If you haven’t heard of Newsreader before, our one year in blog post is a good place to start.
We recently had our final meeting in Luxembourg. Some highlights from the three years:
Papers: The academic partners have produced a barrage of papers. This constant, iterative improvement to knowledge of Natural Language Processing techniques is a key thing that comes out of research projects like this.
Open data: As an open data fan, I like some of the new components which will be of permanent use to anyone in NLP which came out of the project. For example, the MEANTIME corpus of news articles in multiple languages annotated with their events, for use in training.
Open source: Likewise, as an open source fan, Newsreader’s policy was to produce open source software, and it made lots. As an example, the PIKES Knowledge Extraction Suite applies NLP tools to a text.

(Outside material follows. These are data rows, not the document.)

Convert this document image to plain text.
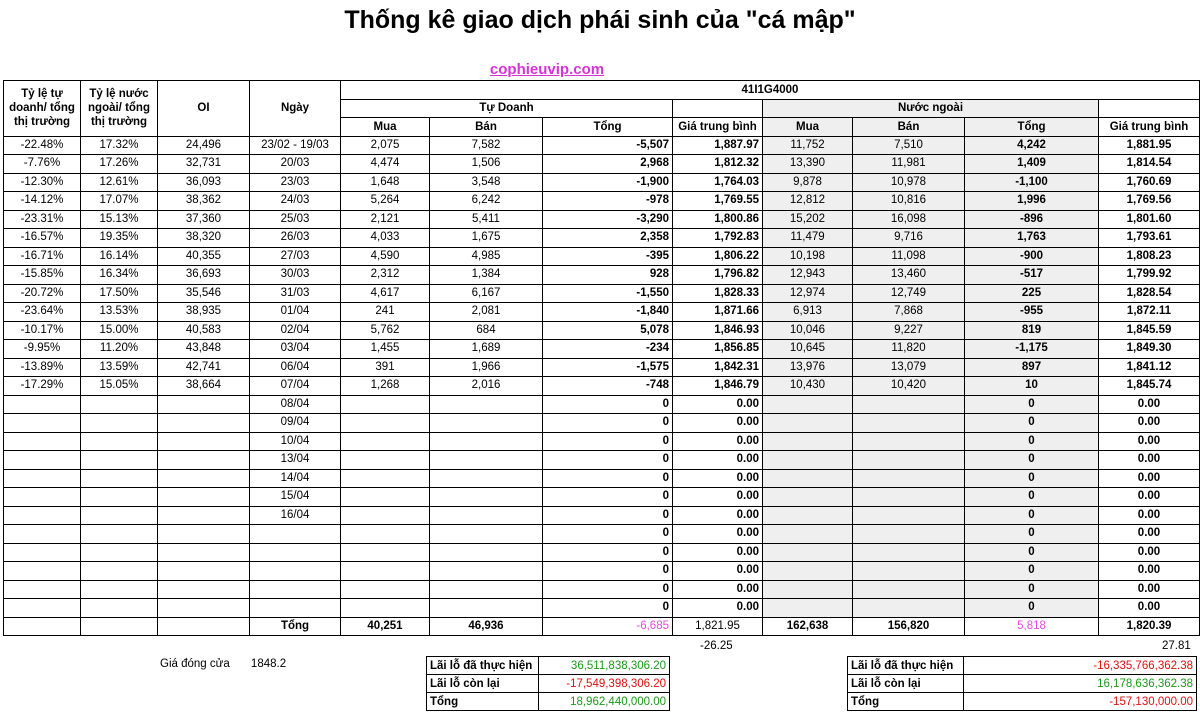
Thống kê giao dịch phái sinh của "cá mập"
cophieuvip.com
Tỷ lệ tự doanh/ tổng thị trường	Tỷ lệ nước ngoài/ tổng thị trường	OI	Ngày	41I1G4000							
				Tự Doanh				Nước ngoài			
				Mua	Bán	Tổng	Giá trung bình	Mua	Bán	Tổng	Giá trung bình
-22.48%	17.32%	24,496	23/02 - 19/03	2,075	7,582	-5,507	1,887.97	11,752	7,510	4,242	1,881.95
-7.76%	17.26%	32,731	20/03	4,474	1,506	2,968	1,812.32	13,390	11,981	1,409	1,814.54
-12.30%	12.61%	36,093	23/03	1,648	3,548	-1,900	1,764.03	9,878	10,978	-1,100	1,760.69
-14.12%	17.07%	38,362	24/03	5,264	6,242	-978	1,769.55	12,812	10,816	1,996	1,769.56
-23.31%	15.13%	37,360	25/03	2,121	5,411	-3,290	1,800.86	15,202	16,098	-896	1,801.60
-16.57%	19.35%	38,320	26/03	4,033	1,675	2,358	1,792.83	11,479	9,716	1,763	1,793.61
-16.71%	16.14%	40,355	27/03	4,590	4,985	-395	1,806.22	10,198	11,098	-900	1,808.23
-15.85%	16.34%	36,693	30/03	2,312	1,384	928	1,796.82	12,943	13,460	-517	1,799.92
-20.72%	17.50%	35,546	31/03	4,617	6,167	-1,550	1,828.33	12,974	12,749	225	1,828.54
-23.64%	13.53%	38,935	01/04	241	2,081	-1,840	1,871.66	6,913	7,868	-955	1,872.11
-10.17%	15.00%	40,583	02/04	5,762	684	5,078	1,846.93	10,046	9,227	819	1,845.59
-9.95%	11.20%	43,848	03/04	1,455	1,689	-234	1,856.85	10,645	11,820	-1,175	1,849.30
-13.89%	13.59%	42,741	06/04	391	1,966	-1,575	1,842.31	13,976	13,079	897	1,841.12
-17.29%	15.05%	38,664	07/04	1,268	2,016	-748	1,846.79	10,430	10,420	10	1,845.74
			08/04			0	0.00			0	0.00
			09/04			0	0.00			0	0.00
			10/04			0	0.00			0	0.00
			13/04			0	0.00			0	0.00
			14/04			0	0.00			0	0.00
			15/04			0	0.00			0	0.00
			16/04			0	0.00			0	0.00
						0	0.00			0	0.00
						0	0.00			0	0.00
						0	0.00			0	0.00
						0	0.00			0	0.00
						0	0.00			0	0.00
			Tổng	40,251	46,936	-6,685	1,821.95	162,638	156,820	5,818	1,820.39
-26.25	27.81
Giá đóng cửa 1848.2	Lãi lỗ đã thực hiện	36,511,838,306.20
Lãi lỗ còn lại	-17,549,398,306.20
Tổng	18,962,440,000.00
Lãi lỗ đã thực hiện	-16,335,766,362.38
Lãi lỗ còn lại	16,178,636,362.38
Tổng	-157,130,000.00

Exploitation: Is via integration into existing commercial products. All three commercial consortium members are working on this in some way (often confidentially for now). Originally at ScraperWiki, we thought it might plug into our PDFTables with additional natural language processing.
Simple API: A key part of our work was developing the Simple API, making the underlying SPARQL database of news events acccessible to hackers via a simpler REST API. This was vital for the Hackdays, and making the technology more accessible.
Hackdays: We ran several across the course of the project (example). They were great fun, working on World Cup and automotive related news article datasets, drawing a range of people from students to businesses.
Thanks Newsreader for a great project!
Together, we improved the quality of news data extraction, began the process of assembling that into events, and made steps towards commercialisation.